Bryson sent a memo, obtained by the Washington Post, to employees of the Commerce Department on Monday evening:
Dear Commerce Team,
This evening, I notified Deputy Secretary Rebecca Blank that I am taking a medical leave of absence in order to focus on resolving my health issues that arose over the weekend.
During this time, I will not perform the functions and duties of Commerce Secretary. Therefore, I am transferring these responsibilities to Dr. Blank who will serve as Acting Secretary, effective immediately.
As you know, Dr. Blank has strengthened our Department in this role before. I have every confidence in her.
I know that all of you will work to make this a seamless transition, and I thank you in advance for your continued work to help America's businesses drive economic growth and job creation at this crucial moment in our nation's recovery.
Finally, I want to thank all of you personally for your warm thoughts and support.
Speculation has run rampant since the secretary was involved in a strange series of car accidents in the San Gabriel Valley over the weekend.
Officials at the Department of Commerce have said that Bryson has "limited recall" of Saturday's events, during which he reportedly rear-ended a Buick waiting at railroad crossing twice, before striking a second car less than two miles later.
The secretary was found unconscious in his vehicle at the site of the second accident.
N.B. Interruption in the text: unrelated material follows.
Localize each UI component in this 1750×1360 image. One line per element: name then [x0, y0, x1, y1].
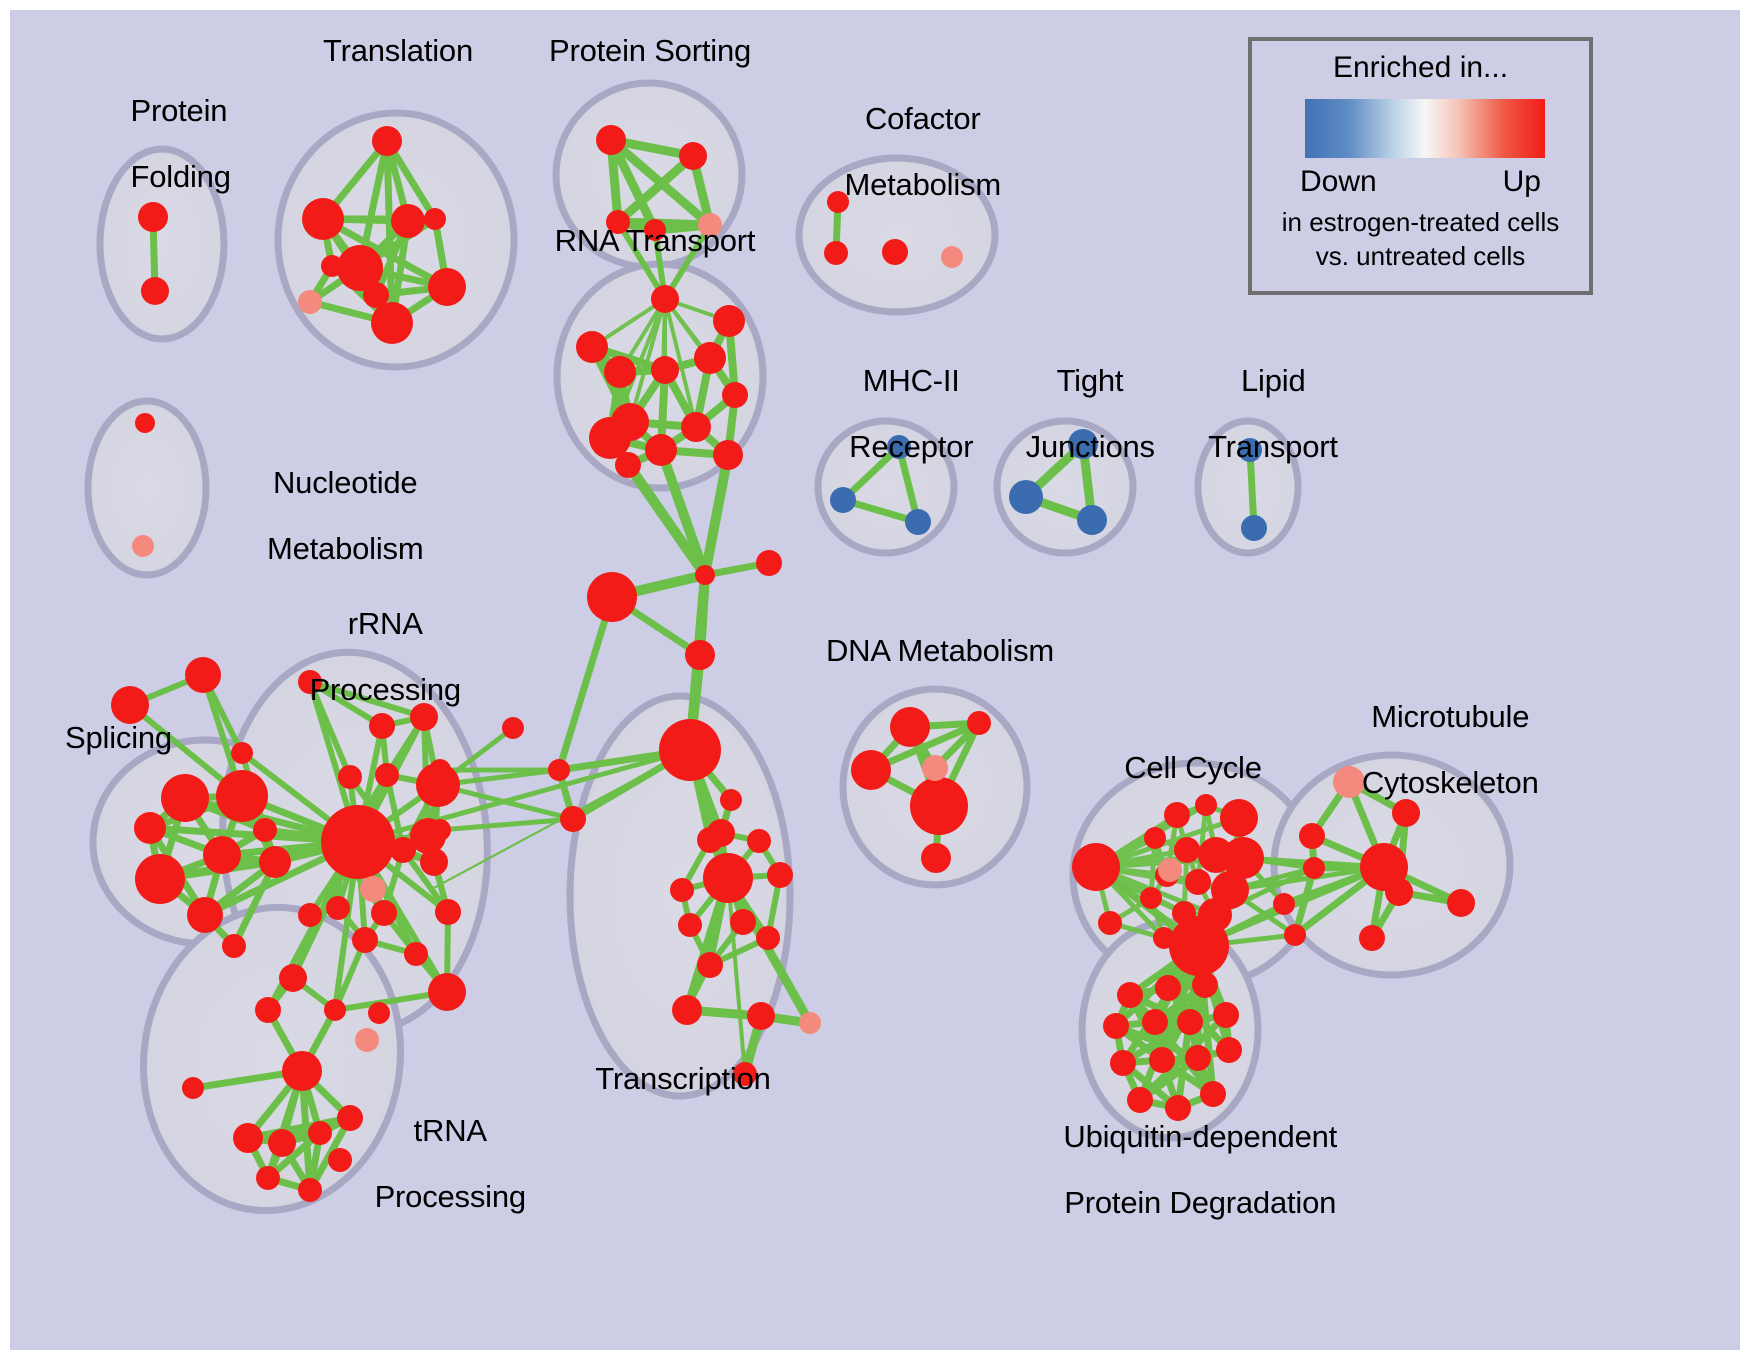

American Crossroads, the Super PAC founded by Republican strategist Karl Rove tweeted its incredulity yesterday:
The nearest hospital to the scene would have been the Silver Lake Medical Center, less than a mile from the spot where Bryson was found unconscious in his Lexus.
But, the Weekly learned from an anonymous source yesterday, about seven miles and fifteen minutes away is Huntington Hospital--where Bryson's well-positioned wife, Louise, sits on the board of directors.
The question is, if Bryson was indeed admitted to Huntington Hospital, could he have been given special treatment because of his wife's position there?
A representative from the Sheriff's Department said he could not disclose to which hospital the secretary was taken. He did however say that blood samples, of the kind that were taken after the crash to confirm the secretary's sobriety, would have been administered by that hospital.
Bryson was cited for a felony hit and run, but was not arrested at the time.
The White House was not notified of the accidents until late Sunday night; President Obama himself was informed Monday morning. Officials from both the Department of Commerce and the White House told reporters that this was the first time Bryson had suffered a seizure.